[Date Prev][Date Next][Thread Prev][Thread Next]
[Date Index]
[Thread Index]
- Subject: Re: HTML Parser Recommendation
- From: William Ahern <william@...>
- Date: Fri, 24 May 2013 18:19:17 -0700
On Sat, May 25, 2013 at 02:30:13AM +0200, Pierre-Yves G??rardy wrote:
> On Sat, May 25, 2013 at 2:08 AM, William Ahern
> <william@25thandclement.com> wrote:
> > I'm confident that it can't
> > be done with LPeg, not if you want to be fully standards compliant and
> > handle pathological cases, such as spammers might abuse.
>
> Even if you use match-time captures?

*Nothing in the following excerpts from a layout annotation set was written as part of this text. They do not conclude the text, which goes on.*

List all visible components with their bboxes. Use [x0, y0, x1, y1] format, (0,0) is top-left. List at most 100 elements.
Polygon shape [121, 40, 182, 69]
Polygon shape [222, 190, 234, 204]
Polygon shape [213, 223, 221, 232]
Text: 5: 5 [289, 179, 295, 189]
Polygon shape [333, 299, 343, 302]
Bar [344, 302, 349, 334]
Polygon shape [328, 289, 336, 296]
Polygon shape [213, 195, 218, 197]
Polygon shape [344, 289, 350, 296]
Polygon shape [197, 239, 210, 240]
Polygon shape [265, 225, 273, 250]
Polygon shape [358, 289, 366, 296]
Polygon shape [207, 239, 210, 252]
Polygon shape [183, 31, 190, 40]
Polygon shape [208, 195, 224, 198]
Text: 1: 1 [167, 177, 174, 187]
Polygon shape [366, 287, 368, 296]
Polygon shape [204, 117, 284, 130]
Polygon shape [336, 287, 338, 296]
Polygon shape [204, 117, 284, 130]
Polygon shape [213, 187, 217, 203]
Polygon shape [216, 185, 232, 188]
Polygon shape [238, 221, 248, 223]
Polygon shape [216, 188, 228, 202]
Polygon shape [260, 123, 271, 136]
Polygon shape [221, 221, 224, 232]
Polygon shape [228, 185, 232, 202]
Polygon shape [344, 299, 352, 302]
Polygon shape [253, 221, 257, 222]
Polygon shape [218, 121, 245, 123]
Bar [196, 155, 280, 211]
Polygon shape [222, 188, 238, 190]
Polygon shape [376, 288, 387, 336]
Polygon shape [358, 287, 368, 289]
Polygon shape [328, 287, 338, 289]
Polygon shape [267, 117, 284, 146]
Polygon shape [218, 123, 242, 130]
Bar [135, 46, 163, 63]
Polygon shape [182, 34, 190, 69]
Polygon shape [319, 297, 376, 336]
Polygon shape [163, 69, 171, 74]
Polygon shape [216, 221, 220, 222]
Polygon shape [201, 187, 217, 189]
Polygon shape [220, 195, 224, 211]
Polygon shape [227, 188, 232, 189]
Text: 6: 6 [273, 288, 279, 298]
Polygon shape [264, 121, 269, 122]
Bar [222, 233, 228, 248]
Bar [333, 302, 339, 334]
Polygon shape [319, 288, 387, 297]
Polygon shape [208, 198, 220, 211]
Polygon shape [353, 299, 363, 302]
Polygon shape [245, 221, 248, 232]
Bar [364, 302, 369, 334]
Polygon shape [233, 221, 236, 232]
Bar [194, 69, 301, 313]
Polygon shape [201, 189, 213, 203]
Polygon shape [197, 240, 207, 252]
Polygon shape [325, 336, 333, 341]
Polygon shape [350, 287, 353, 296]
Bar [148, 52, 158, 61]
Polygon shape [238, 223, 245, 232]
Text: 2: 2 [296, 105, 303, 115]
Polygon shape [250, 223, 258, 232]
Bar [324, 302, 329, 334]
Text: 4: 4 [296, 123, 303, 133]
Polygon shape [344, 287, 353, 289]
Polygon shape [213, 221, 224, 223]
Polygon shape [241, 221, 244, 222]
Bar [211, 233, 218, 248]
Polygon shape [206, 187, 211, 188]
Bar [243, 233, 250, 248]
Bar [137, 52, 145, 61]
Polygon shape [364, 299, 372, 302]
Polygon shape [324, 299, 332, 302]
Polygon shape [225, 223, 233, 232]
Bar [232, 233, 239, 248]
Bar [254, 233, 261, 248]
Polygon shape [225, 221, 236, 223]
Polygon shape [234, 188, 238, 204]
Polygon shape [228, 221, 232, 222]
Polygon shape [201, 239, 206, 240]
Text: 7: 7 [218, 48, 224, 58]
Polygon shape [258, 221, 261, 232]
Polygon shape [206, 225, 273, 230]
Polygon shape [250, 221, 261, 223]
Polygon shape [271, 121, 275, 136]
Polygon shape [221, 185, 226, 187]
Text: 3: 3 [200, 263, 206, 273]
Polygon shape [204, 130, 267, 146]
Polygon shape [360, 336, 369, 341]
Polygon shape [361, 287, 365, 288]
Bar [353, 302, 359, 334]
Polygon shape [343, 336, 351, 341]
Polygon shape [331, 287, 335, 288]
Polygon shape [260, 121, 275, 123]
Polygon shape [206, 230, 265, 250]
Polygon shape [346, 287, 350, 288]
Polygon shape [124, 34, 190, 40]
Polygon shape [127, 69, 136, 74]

If I understand properly, they
> make LPeg Turing complete.
>
It might be theoretically feasible, but I'll believe it when I see it. It's
far easier to use Lua to write a traditional lexer and parser for HTML5. The
specification literally describes a straightforward state machine (multiple
machines, actually), and the easiest way to ensure you're compliant is to
write your code similarly.
The complexity goes far beyond handling tag closure. HTML5 describes
placement of syntactically correct but wrongly nested tags. Imagine a
scenario of nested mis-nested tags; a pure LPeg parser would just be a
nightmare of dynamic matching and capture manipulation, and so not worth the
effort.
LPeg might practically get you 80% of the way there, though. That's good
enough for most people, especially because most sites will rarely encounter
or be required to handle all the egregious cases.